Last week NOAA announced an El Nino Advisory as onset of El Nino arrived. The Nino SSTA observations do not confirm that analysis. Using the daily NOAA global SSTA observations revealed is that warmth in the eastern half of the equatorial Pacific Ocean is obvious only near the Dateline (Nino4 region). Last week the Nino4 was +0.8C which is certainly above the +0.5C El Nino threshold. However, the daily Nino4 SSTA has cooled to +0.53C so we’re heading in the wrong direction. Last week’s NOAA observations for Nino3 and Nino12 were all beneath the El Nino threshold and the daily observations indicate cooling is occurring. In fact, waters off the northwest coast of South America have cooled to below normal.
Fig. 1: Daily global SSTA analysis provided by NOAA and Nino SSTA regions and their weekly/daily anomalies.
So what is going on here? The second half of 2018 brought an ENSO regime where El Nino was always approaching but never arriving. All climate forecasters agree the problem was the warming eastern equatorial Pacific was not engaging the atmosphere above to produce an El Nino climate. Many climate indices identified this problem including multivariate ENSO index and southern oscillation index. However, in recent weeks the southern oscillation index has developed a strong negative phase which implies the atmosphere is becoming more El Nino-like. The question is whether this SOI trend is in response to an equally robust Madden Julian oscillation signal in the central Pacific or the ENSO regime itself. NOAA believes this is an ENSO regime change,
On the other hand, Bureau of Meteorology/Australia goes with the data…no warm equatorial East Pacific, no El Nino. They maintain an El Nino watch.
Climate Impact Company agrees that an emerging westerly wind burst near the Dateline coupled with warm surface/subsurface water in that region certainly increases the risk of an El Nino onset but probably not until northern hemispheric meteorological spring. Also, keep in mind what we’re seeing now occurred 2 or 3 times in 2018 and El Nino failed to develop. Finally, while the subsurface is warm near and east of the Dateline the subsurface eastern equatorial Pacific has cooled including the northwest coast of South America causing the Nino12 SSTA region to cool to below average the past few days.

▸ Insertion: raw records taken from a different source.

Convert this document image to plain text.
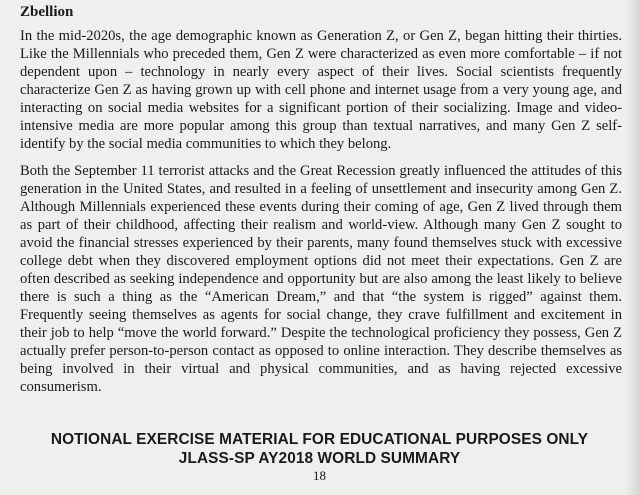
Zbellion

In the mid-2020s, the age demographic known as Generation Z, or Gen Z, began hitting their thirties. Like the Millennials who preceded them, Gen Z were characterized as even more comfortable – if not dependent upon – technology in nearly every aspect of their lives. Social scientists frequently characterize Gen Z as having grown up with cell phone and internet usage from a very young age, and interacting on social media websites for a significant portion of their socializing. Image and video-intensive media are more popular among this group than textual narratives, and many Gen Z self-identify by the social media communities to which they belong.

Both the September 11 terrorist attacks and the Great Recession greatly influenced the attitudes of this generation in the United States, and resulted in a feeling of unsettlement and insecurity among Gen Z. Although Millennials experienced these events during their coming of age, Gen Z lived through them as part of their childhood, affecting their realism and world-view. Although many Gen Z sought to avoid the financial stresses experienced by their parents, many found themselves stuck with excessive college debt when they discovered employment options did not meet their expectations. Gen Z are often described as seeking independence and opportunity but are also among the least likely to believe there is such a thing as the “American Dream,” and that “the system is rigged” against them. Frequently seeing themselves as agents for social change, they crave fulfillment and excitement in their job to help “move the world forward.” Despite the technological proficiency they possess, Gen Z actually prefer person-to-person contact as opposed to online interaction. They describe themselves as being involved in their virtual and physical communities, and as having rejected excessive consumerism.

NOTIONAL EXERCISE MATERIAL FOR EDUCATIONAL PURPOSES ONLY
JLASS-SP AY2018 WORLD SUMMARY
18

There are 2 bottom lines here…ENSO is technically neutral but El Nino risk is certainly there. The El Nino-like tendencies occurring now mostly stem from a Madden Julian oscillation episode. Aside from ENSO and MJO, Climate Impact Company suggests traders/analysts be more aware of regional warm/cool SSTA regions which are causing localized climate regimes. Examples are super warm SSTA east of Australia causing harsh dry and hot conditions which have affected both Australia and New Zealand and warm SSTA off the East Coast of the U.S. which has allowed a high pressure ridge to hang on preventing frigid weather in the western U.S. from shifting into the East U.S.